Redford Conservancy Director Brinda Sarathy Awarded Fulbright-Nehru Academic and Professional Excellence Fellowship

Brinda Sarathy, Director of the Redford Conservancy at Pitzer College
Brinda Sarathy, Professor of Environmental Analysis and Director of the Robert Redford Conservancy for Southern California Sustainability at Pitzer College

Claremont, Calif. (February 19, 2020)— Pitzer College Professor of Environmental Analysis and the Director of the Robert Redford Conservancy for Southern California Sustainability at Pitzer College Brinda Sarathy has received a Fulbright-Nehru Academic and Professional Excellence Fellowship to conduct her research “Best Practices in Municipal Solid Waste Management: A Case Study from Kodaikanal, India” over the 2020-21 academic year.

During her fellowship, Sarathy will partner with the Center for Environment and Humanity to study the institutional framework and social practices surrounding solid waste management in Kodaikanal, a hill station in the state of Tamil Nadu, India. While Kodaikanal faces cultural and socio-psychological barriers to waste cleanup seen elsewhere in India, Sarathy contends that there are compelling reasons for it to become an example of best practices in solid waste management.

First, Kodaikanal has a longstanding and critical mass of environmental advocates who have been implementing environmental literacy programs in area schools for several years. These environmental education efforts have created a network of partners through which a broader campaign around waste management might be initiated.

Second, key stakeholders in the municipality — including the Kodaikanal International School, the Hotel Industries Association and the Palani Hills Conservation Council — have been working to tackle the waste management problem collaboratively. Most recently, the Kodaikanal International School implemented waste segregation and recycling practices on their campus and encouraged other major hotels to follow suit. Anecdotally, these waste collection and segregation efforts are believed to have reduced landfill waste in the local dump by 30%.
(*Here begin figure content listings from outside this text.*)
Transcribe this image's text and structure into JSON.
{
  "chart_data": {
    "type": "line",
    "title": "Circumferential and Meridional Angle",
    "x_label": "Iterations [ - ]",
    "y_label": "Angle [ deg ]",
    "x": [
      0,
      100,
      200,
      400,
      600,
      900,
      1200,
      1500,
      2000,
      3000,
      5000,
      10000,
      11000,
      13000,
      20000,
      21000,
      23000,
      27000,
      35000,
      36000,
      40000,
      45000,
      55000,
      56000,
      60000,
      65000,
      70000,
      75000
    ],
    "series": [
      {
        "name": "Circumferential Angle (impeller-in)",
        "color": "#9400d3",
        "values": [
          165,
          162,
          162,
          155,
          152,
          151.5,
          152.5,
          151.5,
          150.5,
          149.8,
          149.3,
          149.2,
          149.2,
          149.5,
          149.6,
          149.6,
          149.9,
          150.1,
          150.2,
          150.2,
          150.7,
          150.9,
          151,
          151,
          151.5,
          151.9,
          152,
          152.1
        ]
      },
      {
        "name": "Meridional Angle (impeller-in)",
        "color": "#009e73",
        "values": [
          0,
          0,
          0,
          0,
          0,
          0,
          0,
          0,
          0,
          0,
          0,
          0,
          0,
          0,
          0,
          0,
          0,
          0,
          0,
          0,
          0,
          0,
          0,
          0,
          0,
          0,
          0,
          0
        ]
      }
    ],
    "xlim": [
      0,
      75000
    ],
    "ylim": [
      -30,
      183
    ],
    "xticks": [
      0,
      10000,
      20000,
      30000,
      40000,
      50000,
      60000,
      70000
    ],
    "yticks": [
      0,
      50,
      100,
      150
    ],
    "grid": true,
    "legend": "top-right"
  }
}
Third, municipal officials have expressed a willingness to work with private sector institutions to deal with waste management. What this means in practice still requires further investigation. Finally, other factors that may give Kodaikanal an edge in dealing with its solid waste challenge include the town’s geographically contained nature and less rigid caste and communal dynamics (the town has long-established populations of Christians, Muslims and Hindus who have lived together without strife).

Over the course of her Fulbright, Sarathy hopes to cultivate longer-term exchanges between Pitzer College and host institutions in South India.

In the past three years, six Pitzer College professors have received Fulbright Scholar grants including Nigel Boyle, professor of political studies; Gretchen Edwalds-Gilbert, associate professor of biology; Daniel Segal, professor of anthropology and professor of history; Azamat Junisbai, associate professor of sociology; Emma Stephens, professor of economics; and Suyapa Portillo Villeda ’96, associate professor of Chicano/a-Latino/a transnational studies.

For 12 consecutive years, Pitzer has been a top producer of Fulbright Student Fellows and recognized in The Chronicle of Higher Education’s annual list of top-producing institutions for the Fulbright Program. Since 1994, Pitzer students and alumni have won more than 260 Fulbright Student Fellowships.